Ключевые слова: игра, феномен, функция, знак, значение, игровое пространство.
В философской науке к понятию «игровое пространство» впервые обратился немецкий философ Ханс-Георг Гадамер: «Правила и порядок, предписывающие определенное заполнение игрового пространства, составляют сущность игры. Эта общая закономерность справедлива всюду, где в наличии игра, например для фонтанов или для играющих животных. Игровое пространство, в котором протекает игра, с ее внутренними законами, и ими же ограничивается, то есть устанавливается скорее изнутри, через порядок, определяющий игровое движение, нежели извне, через препоны, то есть границы свободного пространства, вне которых игровое движение не осуществляется» [4. С. 153]. Данное определение игрового пространства вряд ли можно считать научным: это, скорее, указание на отличительные стороны и качества данного феномена, такие как, например, «правила и порядок», «игра», «игровое движение», «границы свободного пространства» и др. Такой способ определения в логике принято называть остен-сивным [11. С. 51].
Чтобы разобраться в калейдоскопе перечисленных выше имен и соответствующих им значений, целесообразно обратиться к философскому определению понятия «пространство», поскольку в словоформе «игровое пространство» эта категория занимает позицию субъекта: «Пространство — то, что является общим всем переживаниям, возникающим благодаря органам чувств», — указано в «Философском энциклопедическом словаре» [12. С. 371]. Следовательно, если пространство обязательно является «переживанием», то «переживанием» должны были бы являться и категории «игра», «игровое» в словоформе «игровое пространство». Однако именно здесь содержание понятия «игра» у Гадамера входит в антагонистическое противоречие с содержанием понятия «пространство». Так, например, в своем фундаментальном исследовании генезиса
герменевтики «Истина и метод» немецкий ученый утверждает, что «всякая игра — это становление состояния игры. Очарование игры, ее покоряющее воздействие состоит именно в том, что игра захватывает играющих, овладевает ими». И далее Х.-Г. Гадамер делает вывод: «Собственно субъект игры — и это очевидно в тех случаях, когда играющий только один, — это не игрок, а сама игра. Игра привлекает игрока, вовлекает его и держит» [4. С. 152]. Отсюда немецкий философ приходит к умозаключению, что игра есть некая синергетическая система, поскольку «ее способ бытия — это саморепрезентация, которая, однако, является универсальным аспектом бытия природы» (курсив наш) [Там же. С. 154]. Таким образом, игра у Х.-Г. Гадамера превращается в некую самодовлеющую абстракцию, независимую от играющего субъекта, а следовательно, и от переживаний участников игрового процесса, то есть превращается в игру саму-по-себе.

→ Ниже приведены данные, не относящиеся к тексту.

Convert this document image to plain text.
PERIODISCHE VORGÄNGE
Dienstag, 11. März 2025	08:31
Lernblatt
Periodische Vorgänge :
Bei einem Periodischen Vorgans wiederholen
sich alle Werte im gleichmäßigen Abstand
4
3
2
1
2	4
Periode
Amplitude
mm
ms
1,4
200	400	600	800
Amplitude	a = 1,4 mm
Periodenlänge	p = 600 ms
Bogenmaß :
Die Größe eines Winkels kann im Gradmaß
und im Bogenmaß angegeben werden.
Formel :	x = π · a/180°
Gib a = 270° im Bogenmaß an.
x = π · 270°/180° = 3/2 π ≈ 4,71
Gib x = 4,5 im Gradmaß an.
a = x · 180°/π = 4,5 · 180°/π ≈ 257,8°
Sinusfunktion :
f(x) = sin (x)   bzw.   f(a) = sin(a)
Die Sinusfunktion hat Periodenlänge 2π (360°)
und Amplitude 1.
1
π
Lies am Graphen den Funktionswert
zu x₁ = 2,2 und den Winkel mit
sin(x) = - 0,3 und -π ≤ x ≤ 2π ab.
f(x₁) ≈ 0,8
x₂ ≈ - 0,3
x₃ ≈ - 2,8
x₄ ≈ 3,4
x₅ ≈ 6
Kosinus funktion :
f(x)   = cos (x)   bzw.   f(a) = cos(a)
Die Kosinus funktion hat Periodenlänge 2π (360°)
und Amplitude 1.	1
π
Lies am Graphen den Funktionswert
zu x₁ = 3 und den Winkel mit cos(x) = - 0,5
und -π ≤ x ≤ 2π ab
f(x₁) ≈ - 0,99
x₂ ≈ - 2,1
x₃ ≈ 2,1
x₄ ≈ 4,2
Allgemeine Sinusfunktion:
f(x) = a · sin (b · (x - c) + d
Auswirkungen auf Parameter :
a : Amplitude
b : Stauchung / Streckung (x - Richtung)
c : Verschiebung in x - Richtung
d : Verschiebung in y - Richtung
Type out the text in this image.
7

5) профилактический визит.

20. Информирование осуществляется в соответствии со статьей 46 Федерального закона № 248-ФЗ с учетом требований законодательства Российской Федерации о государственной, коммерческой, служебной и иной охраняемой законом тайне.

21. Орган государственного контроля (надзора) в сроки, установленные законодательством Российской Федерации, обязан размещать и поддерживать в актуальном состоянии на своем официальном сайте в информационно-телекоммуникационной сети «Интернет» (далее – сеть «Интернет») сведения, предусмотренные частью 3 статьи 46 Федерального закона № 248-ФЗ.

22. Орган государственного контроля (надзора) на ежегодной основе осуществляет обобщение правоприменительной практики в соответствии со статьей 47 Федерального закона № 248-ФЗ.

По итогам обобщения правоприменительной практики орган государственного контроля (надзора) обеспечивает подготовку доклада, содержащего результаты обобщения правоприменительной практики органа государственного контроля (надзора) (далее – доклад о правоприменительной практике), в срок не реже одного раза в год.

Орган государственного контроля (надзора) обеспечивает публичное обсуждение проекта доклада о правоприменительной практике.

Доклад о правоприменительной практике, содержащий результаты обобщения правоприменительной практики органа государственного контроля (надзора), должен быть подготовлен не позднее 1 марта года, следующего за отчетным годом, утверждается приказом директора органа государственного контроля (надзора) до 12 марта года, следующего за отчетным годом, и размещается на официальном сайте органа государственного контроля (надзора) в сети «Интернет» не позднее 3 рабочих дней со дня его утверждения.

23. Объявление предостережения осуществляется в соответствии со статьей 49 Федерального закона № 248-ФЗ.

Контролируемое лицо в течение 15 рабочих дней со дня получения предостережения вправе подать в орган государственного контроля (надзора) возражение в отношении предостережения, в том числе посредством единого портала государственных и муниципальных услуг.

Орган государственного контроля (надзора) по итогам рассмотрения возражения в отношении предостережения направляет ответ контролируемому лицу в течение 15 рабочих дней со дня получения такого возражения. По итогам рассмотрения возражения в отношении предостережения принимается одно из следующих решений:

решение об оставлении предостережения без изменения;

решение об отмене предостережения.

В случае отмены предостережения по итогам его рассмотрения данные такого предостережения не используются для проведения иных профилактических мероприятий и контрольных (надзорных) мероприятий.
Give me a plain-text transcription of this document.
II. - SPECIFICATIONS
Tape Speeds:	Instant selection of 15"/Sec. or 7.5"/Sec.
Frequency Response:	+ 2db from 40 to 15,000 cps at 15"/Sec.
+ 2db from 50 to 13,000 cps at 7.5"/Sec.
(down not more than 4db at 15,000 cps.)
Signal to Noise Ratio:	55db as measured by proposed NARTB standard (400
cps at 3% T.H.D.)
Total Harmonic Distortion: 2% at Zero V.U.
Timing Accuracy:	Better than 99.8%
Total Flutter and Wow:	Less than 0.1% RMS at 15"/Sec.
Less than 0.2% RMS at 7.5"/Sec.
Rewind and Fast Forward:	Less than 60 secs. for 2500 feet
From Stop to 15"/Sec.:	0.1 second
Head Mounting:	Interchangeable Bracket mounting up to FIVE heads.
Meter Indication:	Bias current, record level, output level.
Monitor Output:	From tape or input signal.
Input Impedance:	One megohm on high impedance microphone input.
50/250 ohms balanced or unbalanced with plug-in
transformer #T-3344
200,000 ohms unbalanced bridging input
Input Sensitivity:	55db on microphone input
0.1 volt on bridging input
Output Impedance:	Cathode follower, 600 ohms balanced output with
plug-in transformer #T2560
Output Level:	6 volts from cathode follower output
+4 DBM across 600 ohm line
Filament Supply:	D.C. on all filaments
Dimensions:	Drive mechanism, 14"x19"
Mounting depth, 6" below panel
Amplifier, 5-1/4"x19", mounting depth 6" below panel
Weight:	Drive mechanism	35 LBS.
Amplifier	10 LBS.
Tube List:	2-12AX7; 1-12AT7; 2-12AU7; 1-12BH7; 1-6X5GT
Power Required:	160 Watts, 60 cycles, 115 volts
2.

При анализе феномена игры Х.-Г. Гадамер исходил из множественности форм ее бытия: играют люди, играют животные, играют даже фонтаны, как было проиллюстрировано выше. Такой эклектический подход и приводит немецкого философа к выводу о некоем абстрактном бытии игры.
Ошибки Х.-Г. Гадамера видны, что называется, невооруженным взглядом. Во-первых: при определении понятия игры он широко использует метафоры, например «игра фонтанов». Пусть даже такое определение и является остенсивным, однако в логике при определении понятий многозначные слова запрещены, так как нарушают основные положения формального мышления: «Правило ясности и недвусмысленности имеет следующее содержание: определение должно даваться с использованием терминов, не допускающих двусмысленности. В определении не должны использоваться, в частности, художественно-образные средства (аллегории, метафоры и др.),
поскольку в этом случае определение не будет раскрывать существа понятий», — указывает К. Н. Суханов [11. С. 50—51]. Но именно эту ошибку и делает немецкий мыслитель. А поскольку «игра фонтанов» является метафорой, то, конечно же, о каком-либо переживании пространства не может быть и речи.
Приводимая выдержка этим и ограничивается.